Researchers at Imperial College London have used AI to predict the trajectory of Covid-19 patients in intensive care units (ICUs).
According to the study, machine learning tools can identify which patients might get worse and not respond positively to proning – a technique in which the patient is turned onto their front to improve oxygenation of the lungs.
While the AI model was used on a retrospective cohort of patient data collected during the pandemic’s first wave, the study demonstrates the ability of AI methods to predict patient outcomes using routine clinical information used by ICU medics.
The researchers explain the approach, where each patient’s data were analysed day-by-day instead of only on admission, could be used to improve guidelines in clinical practice going forward.
Clinical science lead Dr Brijesh Patel, from Imperial’s Department of Surgery and Cancer and senior intensivist at Royal Brompton Hospital, said: “Most studies look at the health of a patient on admission to ICU, and whether they were discharged or sadly died.
“In ICU there is a huge amount of information that we use at the bedside to manage patients on a day-by-day basis, and our study focuses on how the patients’ state changed daily.
“This helped focus our attention on which specific parameters matter the most, and how the importance of each parameter changes over time. This dynamic understanding is vitally important when trying to understand a new life-threatening disease and to know when and in whom each intervention works.”

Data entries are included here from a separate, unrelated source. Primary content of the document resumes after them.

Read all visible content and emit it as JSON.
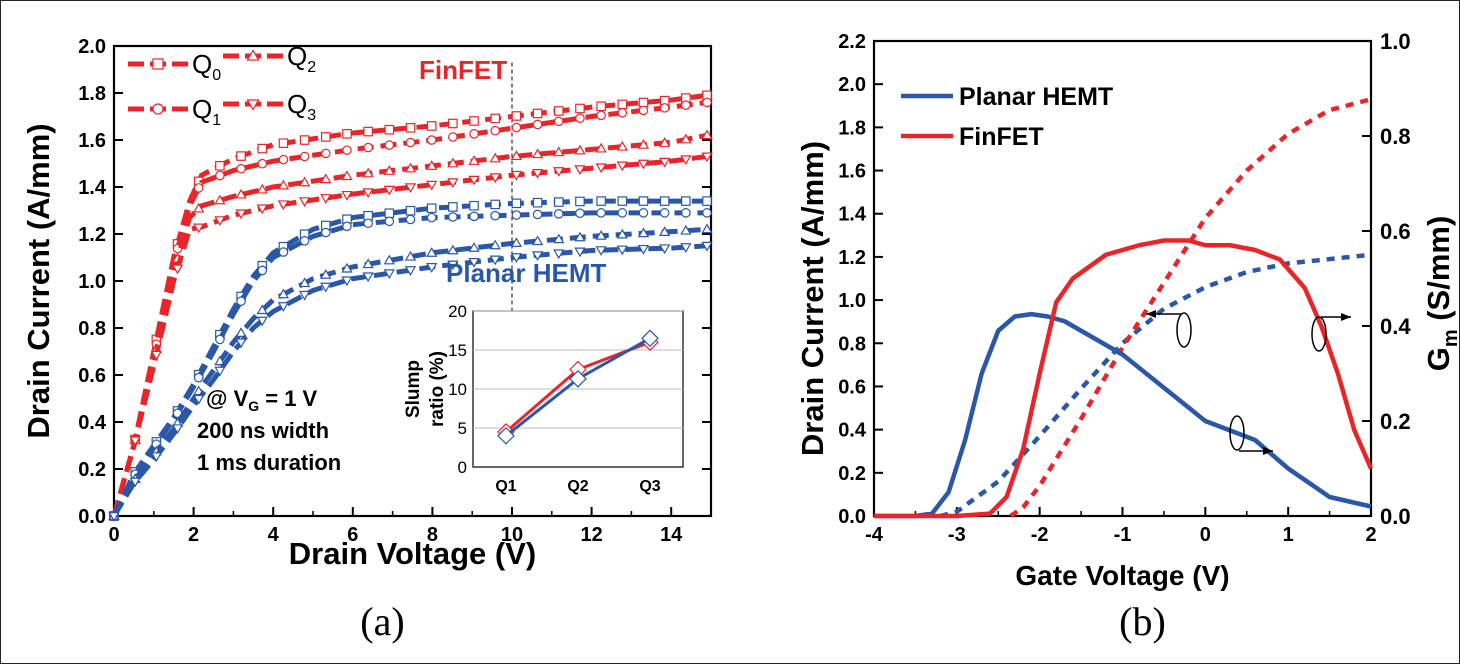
{
  "colors": {
    "red": "#e8262a",
    "blue": "#2a57a8"
  },
  "chart_data": [
    {
      "type": "line",
      "caption": "(a)",
      "xlabel": "Drain Voltage (V)",
      "ylabel": "Drain Current (A/mm)",
      "xlim": [
        0,
        15
      ],
      "ylim": [
        0,
        2.0
      ],
      "xticks": [
        "0",
        "2",
        "4",
        "6",
        "8",
        "10",
        "12",
        "14"
      ],
      "yticks": [
        "0.0",
        "0.2",
        "0.4",
        "0.6",
        "0.8",
        "1.0",
        "1.2",
        "1.4",
        "1.6",
        "1.8",
        "2.0"
      ],
      "legend": [
        {
          "label": "Q",
          "sub": "0",
          "marker": "square"
        },
        {
          "label": "Q",
          "sub": "2",
          "marker": "triangle-up"
        },
        {
          "label": "Q",
          "sub": "1",
          "marker": "circle"
        },
        {
          "label": "Q",
          "sub": "3",
          "marker": "triangle-down"
        }
      ],
      "annotations": {
        "finfet": "FinFET",
        "planar": "Planar HEMT",
        "cond_prefix": "@ V",
        "cond_sub": "G",
        "cond_suffix": " = 1 V",
        "width": "200 ns width",
        "duration": "1 ms duration"
      },
      "series": [
        {
          "name": "FinFET Q0",
          "marker": "square",
          "x": [
            0,
            0.5,
            1,
            1.5,
            1.9,
            2.2,
            3,
            4,
            6,
            8,
            10,
            12,
            14,
            14.9
          ],
          "y": [
            0,
            0.3,
            0.7,
            1.1,
            1.34,
            1.45,
            1.52,
            1.58,
            1.63,
            1.66,
            1.7,
            1.74,
            1.77,
            1.79
          ]
        },
        {
          "name": "FinFET Q1",
          "marker": "circle",
          "x": [
            0,
            0.5,
            1,
            1.5,
            1.9,
            2.2,
            3,
            4,
            6,
            8,
            10,
            12,
            14,
            14.9
          ],
          "y": [
            0,
            0.3,
            0.68,
            1.08,
            1.32,
            1.42,
            1.47,
            1.51,
            1.56,
            1.6,
            1.65,
            1.7,
            1.74,
            1.76
          ]
        },
        {
          "name": "FinFET Q2",
          "marker": "triangle-up",
          "x": [
            0,
            0.5,
            1,
            1.5,
            1.9,
            2.2,
            3,
            4,
            6,
            8,
            10,
            12,
            14,
            14.9
          ],
          "y": [
            0,
            0.3,
            0.66,
            1.04,
            1.27,
            1.32,
            1.36,
            1.4,
            1.45,
            1.49,
            1.53,
            1.56,
            1.59,
            1.62
          ]
        },
        {
          "name": "FinFET Q3",
          "marker": "triangle-down",
          "x": [
            0,
            0.5,
            1,
            1.5,
            1.9,
            2.2,
            3,
            4,
            6,
            8,
            10,
            12,
            14,
            14.9
          ],
          "y": [
            0,
            0.3,
            0.64,
            1.0,
            1.22,
            1.23,
            1.28,
            1.32,
            1.37,
            1.41,
            1.45,
            1.48,
            1.51,
            1.53
          ]
        },
        {
          "name": "Planar HEMT Q0",
          "marker": "square",
          "x": [
            0,
            0.5,
            1,
            1.5,
            2,
            2.5,
            3,
            3.5,
            4,
            5,
            6,
            8,
            10,
            12,
            14,
            14.9
          ],
          "y": [
            0,
            0.18,
            0.3,
            0.42,
            0.56,
            0.72,
            0.88,
            1.02,
            1.12,
            1.22,
            1.27,
            1.31,
            1.33,
            1.34,
            1.34,
            1.34
          ]
        },
        {
          "name": "Planar HEMT Q1",
          "marker": "circle",
          "x": [
            0,
            0.5,
            1,
            1.5,
            2,
            2.5,
            3,
            3.5,
            4,
            5,
            6,
            8,
            10,
            12,
            14,
            14.9
          ],
          "y": [
            0,
            0.17,
            0.29,
            0.41,
            0.55,
            0.7,
            0.86,
            1.0,
            1.1,
            1.19,
            1.24,
            1.27,
            1.28,
            1.29,
            1.29,
            1.29
          ]
        },
        {
          "name": "Planar HEMT Q2",
          "marker": "triangle-up",
          "x": [
            0,
            0.5,
            1,
            1.5,
            2,
            2.5,
            3,
            3.5,
            4,
            5,
            6,
            8,
            10,
            12,
            14,
            14.9
          ],
          "y": [
            0,
            0.15,
            0.26,
            0.37,
            0.5,
            0.62,
            0.74,
            0.84,
            0.92,
            1.01,
            1.06,
            1.12,
            1.16,
            1.19,
            1.21,
            1.22
          ]
        },
        {
          "name": "Planar HEMT Q3",
          "marker": "triangle-down",
          "x": [
            0,
            0.5,
            1,
            1.5,
            2,
            2.5,
            3,
            3.5,
            4,
            5,
            6,
            8,
            10,
            12,
            14,
            14.9
          ],
          "y": [
            0,
            0.14,
            0.24,
            0.35,
            0.47,
            0.58,
            0.7,
            0.8,
            0.87,
            0.96,
            1.01,
            1.06,
            1.1,
            1.13,
            1.14,
            1.15
          ]
        }
      ],
      "inset": {
        "type": "line",
        "ylabel_line1": "Slump",
        "ylabel_line2": "ratio (%)",
        "categories": [
          "Q1",
          "Q2",
          "Q3"
        ],
        "ylim": [
          0,
          20
        ],
        "yticks": [
          "0",
          "5",
          "10",
          "15",
          "20"
        ],
        "series": [
          {
            "name": "FinFET",
            "values": [
              4.5,
              12.5,
              16
            ]
          },
          {
            "name": "Planar HEMT",
            "values": [
              4,
              11.3,
              16.5
            ]
          }
        ]
      }
    },
    {
      "type": "line",
      "caption": "(b)",
      "xlabel": "Gate Voltage (V)",
      "ylabel": "Drain Current (A/mm)",
      "ylabel_right": "G",
      "ylabel_right_sub": "m",
      "ylabel_right_suffix": " (S/mm)",
      "xlim": [
        -4,
        2
      ],
      "ylim": [
        0,
        2.2
      ],
      "ylim_right": [
        0,
        1.0
      ],
      "xticks": [
        "-4",
        "-3",
        "-2",
        "-1",
        "0",
        "1",
        "2"
      ],
      "yticks": [
        "0.0",
        "0.2",
        "0.4",
        "0.6",
        "0.8",
        "1.0",
        "1.2",
        "1.4",
        "1.6",
        "1.8",
        "2.0",
        "2.2"
      ],
      "yticks_right": [
        "0.0",
        "0.2",
        "0.4",
        "0.6",
        "0.8",
        "1.0"
      ],
      "legend": [
        {
          "label": "Planar HEMT"
        },
        {
          "label": "FinFET"
        }
      ],
      "series": [
        {
          "name": "Planar HEMT",
          "quantity": "drain_current",
          "style": "dotted",
          "x": [
            -3.2,
            -3.0,
            -2.5,
            -2.0,
            -1.5,
            -1.0,
            -0.5,
            0.0,
            0.5,
            1.0,
            1.5,
            2.0
          ],
          "y": [
            0.0,
            0.02,
            0.16,
            0.37,
            0.59,
            0.8,
            0.96,
            1.06,
            1.13,
            1.17,
            1.19,
            1.21
          ]
        },
        {
          "name": "FinFET",
          "quantity": "drain_current",
          "style": "dotted",
          "x": [
            -2.35,
            -2.2,
            -2.0,
            -1.5,
            -1.0,
            -0.5,
            0.0,
            0.5,
            1.0,
            1.5,
            2.0
          ],
          "y": [
            0.0,
            0.04,
            0.14,
            0.45,
            0.78,
            1.08,
            1.38,
            1.6,
            1.77,
            1.88,
            1.93
          ]
        },
        {
          "name": "Planar HEMT",
          "quantity": "gm",
          "style": "solid",
          "x": [
            -4.0,
            -3.5,
            -3.3,
            -3.1,
            -2.9,
            -2.7,
            -2.5,
            -2.3,
            -2.1,
            -1.9,
            -1.7,
            -1.5,
            -1.0,
            -0.5,
            0.0,
            0.3,
            0.6,
            1.0,
            1.5,
            2.0
          ],
          "y": [
            0.0,
            0.0,
            0.005,
            0.05,
            0.16,
            0.3,
            0.39,
            0.42,
            0.425,
            0.42,
            0.41,
            0.39,
            0.34,
            0.27,
            0.2,
            0.18,
            0.16,
            0.1,
            0.04,
            0.02
          ]
        },
        {
          "name": "FinFET",
          "quantity": "gm",
          "style": "solid",
          "x": [
            -4.0,
            -3.0,
            -2.6,
            -2.4,
            -2.2,
            -2.0,
            -1.8,
            -1.6,
            -1.2,
            -0.8,
            -0.5,
            -0.2,
            0.0,
            0.3,
            0.6,
            0.9,
            1.0,
            1.2,
            1.4,
            1.6,
            1.8,
            2.0
          ],
          "y": [
            0.0,
            0.0,
            0.005,
            0.04,
            0.14,
            0.3,
            0.45,
            0.5,
            0.55,
            0.57,
            0.58,
            0.58,
            0.57,
            0.57,
            0.56,
            0.54,
            0.52,
            0.48,
            0.4,
            0.3,
            0.18,
            0.1
          ]
        }
      ]
    }
  ]
}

Furthermore, this approach could be applied to potential future waves of the pandemic and other diseases treated in similar clinical settings.
Senior author and data science lead Aldo Faisal, director of Imperial’s UKRI Centre for Doctoral Training in AI for Healthcare, added: “More than one year on, we’re still learning how the course of Covid-19 affects the body, and how this can change day-by-day.
“Data science and the daily data feeds from ICUs across the country help us learn much faster how best to treat individual patients based on their daily symptoms and needs.”